Toy Carts Philanthropy Introduced, 1946


After the Healthmobile program ended in 1944, there was a need for a new national philanthropic project. The idea for the Phi Mu Toy Carts began in 1940 with Leta Derby Guthrie of the Tulsa Alumnae Chapter. Working with the local hospital, the Tulsa Alumnae and Epsilon Gamma collegians purchased a metal tray cart and began to collect toys, which they would then distribute to children at the hospital. The Tulsa Toy Cart was so successful, that that project soon spread to the Toledo, Cincinnati, Cleveland, and Lexington Alumnae Chapters.

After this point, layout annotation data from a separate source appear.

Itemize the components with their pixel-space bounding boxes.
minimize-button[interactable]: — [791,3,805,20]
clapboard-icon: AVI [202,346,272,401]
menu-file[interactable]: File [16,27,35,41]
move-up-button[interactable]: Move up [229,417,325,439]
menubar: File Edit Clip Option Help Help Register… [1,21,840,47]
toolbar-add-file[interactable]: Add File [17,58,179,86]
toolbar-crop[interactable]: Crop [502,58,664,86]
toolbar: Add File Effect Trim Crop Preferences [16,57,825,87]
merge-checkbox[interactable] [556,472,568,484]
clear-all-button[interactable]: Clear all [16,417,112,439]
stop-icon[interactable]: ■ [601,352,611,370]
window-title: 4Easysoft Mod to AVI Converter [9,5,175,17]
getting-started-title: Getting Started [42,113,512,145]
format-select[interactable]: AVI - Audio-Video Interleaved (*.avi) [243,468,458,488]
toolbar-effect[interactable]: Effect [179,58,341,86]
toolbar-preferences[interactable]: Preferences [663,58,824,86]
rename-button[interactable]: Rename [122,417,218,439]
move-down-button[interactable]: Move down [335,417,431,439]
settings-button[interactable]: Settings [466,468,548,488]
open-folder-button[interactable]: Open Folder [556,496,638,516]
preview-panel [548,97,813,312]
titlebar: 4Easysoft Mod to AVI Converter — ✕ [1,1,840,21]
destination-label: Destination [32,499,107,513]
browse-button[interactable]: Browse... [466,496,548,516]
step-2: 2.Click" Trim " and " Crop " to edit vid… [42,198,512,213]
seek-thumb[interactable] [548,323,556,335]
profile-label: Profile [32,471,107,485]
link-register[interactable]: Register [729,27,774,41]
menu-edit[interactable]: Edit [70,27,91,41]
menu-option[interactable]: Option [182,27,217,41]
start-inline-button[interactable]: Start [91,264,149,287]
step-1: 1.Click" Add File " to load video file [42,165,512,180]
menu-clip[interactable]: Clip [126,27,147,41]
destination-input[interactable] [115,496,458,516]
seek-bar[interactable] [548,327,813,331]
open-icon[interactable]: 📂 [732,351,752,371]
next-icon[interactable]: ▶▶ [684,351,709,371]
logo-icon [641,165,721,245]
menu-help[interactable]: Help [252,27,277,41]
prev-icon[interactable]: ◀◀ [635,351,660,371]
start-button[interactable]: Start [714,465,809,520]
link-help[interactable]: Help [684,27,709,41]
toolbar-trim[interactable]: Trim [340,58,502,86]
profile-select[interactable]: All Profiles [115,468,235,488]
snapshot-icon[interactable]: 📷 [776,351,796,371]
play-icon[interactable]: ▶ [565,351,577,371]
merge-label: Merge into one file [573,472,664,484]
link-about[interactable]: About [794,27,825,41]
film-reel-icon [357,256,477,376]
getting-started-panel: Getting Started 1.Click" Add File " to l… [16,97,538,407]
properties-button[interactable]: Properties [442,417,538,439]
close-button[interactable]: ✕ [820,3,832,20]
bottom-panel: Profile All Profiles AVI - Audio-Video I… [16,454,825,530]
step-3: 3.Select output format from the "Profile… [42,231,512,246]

At the 1946 National Convention, the Toy Cart was adopted as the official national philanthropy. Two years later, 46% of alumnae groups had their own toy cart, and by the end of 1949, collegiate chapters were establishing them as well. By 1951, some groups began to add second, third, and even fourth or fifth toy carts in additional hospitals in their area. The greatest number of toy carts in operation at a given time was in 1958-60, when a reported 122 Phi Mu Toy Carts were in operation. The number of toy carts began to decrease, however, with the introduction of Project HOPE in 1963, but as many as 19 collegiate chapters and 13 alumnae chapters were still operating carts in the 1980s. The longest running toy cart service, in the project's founding location in Tulsa, maintained three toy carts into the 1990s.